We arrived in Alabama and instantly felt the heavy (humid) southern heat. Different than the heat I’m used to, but tolerable. As we scoped out the run course I was quick to realize I had some unexpected hills to deal with in the race. “Interesting,” I thought. I pondered these thoughts over some good southern collard greens and some grits.
After a few hectic adjustments to be made on my bike the day before, I arrived to transition area (starting area) morning of the race pumped and ready to go. Go time! Or wait, “Ouch!! My feet!!! Something is attacking my feet!?” Fifteen minutes before my race was to go I went fleeing over to the medical tent for care for red ant bites. Apparently, I stepped on their farm headquarters while I was chatting on the grass by the start area. Red ants were not going to prevent me from doing well at this race. From the medical tent, I went running back to the start area with plenty of time before the start whistle blew.
The water was a warm 83/84 degrees and gave us a murky swim. It looked like alligators could have been inhabiting the river!
From the water was a smooth transition and I was feeling good that the bike leg of the race was about to begin. The excitement only lasted a half mile. Mile one-half, I felt a hard thump into the ground and my body skidding across the asphalt. My helmet saved my head. My first crash ever. My water bottle and oxygen can went flying across the road. Devastated, I knew every second counted. I realized I went down hard, and I made the (easy) decision; pick up the pieces, go chase down those girls, and give it my all trying. Giving up was no option. I had come too far and worked too hard not to go on. So I hobbled up, reassembled my bike, put the chain back on and was handed back my water bottle. Rider down but not out; or was I? I was doing my best to focus back on the race but my thoughts kept wandering.

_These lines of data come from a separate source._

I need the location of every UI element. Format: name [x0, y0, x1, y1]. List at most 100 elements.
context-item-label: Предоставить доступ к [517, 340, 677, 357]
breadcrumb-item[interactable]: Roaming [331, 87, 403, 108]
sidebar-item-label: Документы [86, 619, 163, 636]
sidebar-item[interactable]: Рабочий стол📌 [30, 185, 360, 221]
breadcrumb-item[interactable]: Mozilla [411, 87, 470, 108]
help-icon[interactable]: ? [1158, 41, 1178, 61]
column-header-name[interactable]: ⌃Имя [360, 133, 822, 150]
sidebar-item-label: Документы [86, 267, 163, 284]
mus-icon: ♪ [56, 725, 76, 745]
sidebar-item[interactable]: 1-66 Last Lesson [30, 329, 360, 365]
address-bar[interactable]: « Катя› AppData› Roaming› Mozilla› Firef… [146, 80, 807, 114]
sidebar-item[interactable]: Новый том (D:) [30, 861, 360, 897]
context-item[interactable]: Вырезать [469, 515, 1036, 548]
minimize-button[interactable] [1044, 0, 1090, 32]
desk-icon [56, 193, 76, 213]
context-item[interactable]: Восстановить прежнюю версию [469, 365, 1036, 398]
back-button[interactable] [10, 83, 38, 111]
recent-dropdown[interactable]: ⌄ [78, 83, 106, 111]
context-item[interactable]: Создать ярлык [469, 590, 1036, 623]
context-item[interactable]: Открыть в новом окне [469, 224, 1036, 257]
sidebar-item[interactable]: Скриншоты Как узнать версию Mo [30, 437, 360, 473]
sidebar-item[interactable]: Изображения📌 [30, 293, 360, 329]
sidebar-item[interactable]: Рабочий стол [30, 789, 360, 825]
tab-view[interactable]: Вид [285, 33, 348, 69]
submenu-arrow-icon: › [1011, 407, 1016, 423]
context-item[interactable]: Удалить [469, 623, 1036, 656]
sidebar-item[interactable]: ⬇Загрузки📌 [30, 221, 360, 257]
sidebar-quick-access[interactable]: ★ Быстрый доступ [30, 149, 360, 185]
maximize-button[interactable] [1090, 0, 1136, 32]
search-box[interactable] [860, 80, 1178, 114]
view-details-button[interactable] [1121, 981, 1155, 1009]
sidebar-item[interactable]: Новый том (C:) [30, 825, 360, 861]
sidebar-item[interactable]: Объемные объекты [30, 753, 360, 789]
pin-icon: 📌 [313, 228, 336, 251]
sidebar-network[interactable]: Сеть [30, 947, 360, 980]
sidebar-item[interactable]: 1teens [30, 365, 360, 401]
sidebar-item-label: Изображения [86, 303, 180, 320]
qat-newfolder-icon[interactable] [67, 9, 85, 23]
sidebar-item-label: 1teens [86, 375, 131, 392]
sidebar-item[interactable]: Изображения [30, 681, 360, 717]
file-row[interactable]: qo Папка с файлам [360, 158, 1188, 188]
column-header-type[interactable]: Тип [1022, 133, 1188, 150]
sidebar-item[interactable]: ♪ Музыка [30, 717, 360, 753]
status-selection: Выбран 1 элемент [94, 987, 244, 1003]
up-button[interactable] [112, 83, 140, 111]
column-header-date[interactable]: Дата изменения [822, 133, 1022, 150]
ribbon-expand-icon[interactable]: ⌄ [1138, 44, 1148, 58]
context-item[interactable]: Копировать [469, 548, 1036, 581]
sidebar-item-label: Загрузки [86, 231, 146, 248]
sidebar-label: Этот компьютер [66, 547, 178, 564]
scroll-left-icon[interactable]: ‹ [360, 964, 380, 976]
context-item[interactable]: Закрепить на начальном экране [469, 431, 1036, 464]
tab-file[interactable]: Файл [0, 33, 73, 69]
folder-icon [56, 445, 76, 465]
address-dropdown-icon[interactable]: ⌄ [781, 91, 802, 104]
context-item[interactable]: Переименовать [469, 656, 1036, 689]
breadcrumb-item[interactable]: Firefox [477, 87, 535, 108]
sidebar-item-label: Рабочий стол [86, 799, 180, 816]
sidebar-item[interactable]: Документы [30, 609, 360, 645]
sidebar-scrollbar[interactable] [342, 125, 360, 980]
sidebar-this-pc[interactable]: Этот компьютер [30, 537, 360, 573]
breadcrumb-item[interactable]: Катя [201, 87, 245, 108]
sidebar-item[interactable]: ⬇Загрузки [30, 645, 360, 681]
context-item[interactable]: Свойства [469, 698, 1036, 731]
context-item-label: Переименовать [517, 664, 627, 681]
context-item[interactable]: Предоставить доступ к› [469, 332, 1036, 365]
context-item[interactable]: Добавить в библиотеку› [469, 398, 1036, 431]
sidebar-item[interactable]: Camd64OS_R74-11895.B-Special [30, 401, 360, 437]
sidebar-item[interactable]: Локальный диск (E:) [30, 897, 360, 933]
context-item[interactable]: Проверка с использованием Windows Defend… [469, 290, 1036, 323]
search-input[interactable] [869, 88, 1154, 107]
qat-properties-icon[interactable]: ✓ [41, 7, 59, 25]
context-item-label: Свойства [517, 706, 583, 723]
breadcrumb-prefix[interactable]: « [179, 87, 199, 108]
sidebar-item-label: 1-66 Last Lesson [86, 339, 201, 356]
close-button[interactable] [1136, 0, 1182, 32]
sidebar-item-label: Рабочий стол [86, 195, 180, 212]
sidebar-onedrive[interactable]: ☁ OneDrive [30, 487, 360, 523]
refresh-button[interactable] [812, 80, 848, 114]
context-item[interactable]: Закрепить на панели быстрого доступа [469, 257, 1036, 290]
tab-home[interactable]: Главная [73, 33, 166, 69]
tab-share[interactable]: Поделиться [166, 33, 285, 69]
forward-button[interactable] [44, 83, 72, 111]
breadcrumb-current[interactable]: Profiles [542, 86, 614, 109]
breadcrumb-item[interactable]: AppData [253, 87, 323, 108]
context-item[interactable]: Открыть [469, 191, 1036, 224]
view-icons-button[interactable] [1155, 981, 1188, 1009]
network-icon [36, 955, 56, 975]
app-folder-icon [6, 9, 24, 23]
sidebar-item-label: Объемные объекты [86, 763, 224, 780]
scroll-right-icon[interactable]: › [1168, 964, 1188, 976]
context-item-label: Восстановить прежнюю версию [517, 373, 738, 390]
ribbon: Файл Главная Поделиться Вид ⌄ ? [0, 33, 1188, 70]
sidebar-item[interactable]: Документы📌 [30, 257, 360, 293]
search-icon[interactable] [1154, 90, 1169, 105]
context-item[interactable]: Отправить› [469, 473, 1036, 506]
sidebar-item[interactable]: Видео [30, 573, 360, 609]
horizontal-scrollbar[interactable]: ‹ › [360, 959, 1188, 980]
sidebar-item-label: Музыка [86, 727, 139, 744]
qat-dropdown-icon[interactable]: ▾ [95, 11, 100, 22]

Another smooth transition and I was on the run. I had no idea what to expect on this one; the 2.5 weeks off running, the bites covering my feet, the injuries from the crash. The heat factor was kicking in now. I wanted my O2 can I lost on the bike. At about mile three and a half on the run, the major hill climbs were almost over. The energy I had left was beginning to fade and the adrenaline was wearing off. I began feeling everything my body endured leading up to that point. I grabbed a “water” cup to throw over my head to cool off, but it was a little too late when I realized it had been Gatorade. It went pouring down the left side of my body; the side my road rashes covered me from the crash. Intense stinging, burning. A couple girls had passed me again. At this point, all I wanted to do was finish. “Think, Finish Line,” I kept telling myself.
I did finally cross that finish line. Battered, bruised, and bit up? Yes. It never hurt so good in my life. And then the obvious finally sunk in - this race was not meant to be. I crossed 12th in my age group and 35th overall female against the top age group triathletes in the Nation. Somehow in the process, I still managed to qualify for Worlds. It was a relief to see my excited parents, once again, at the finish line, proud despite the results.
It was an experience to say the least but just fires me up even more for next time.
“You have to find something that you love enough to be able to take risks, jump over the hurdles and break through the brick walls that are always going to be placed in front of you. If you don’t have that kind of feeling for what it is you are doing, you’ll stop at the first giant hurdle.” – George Lucas.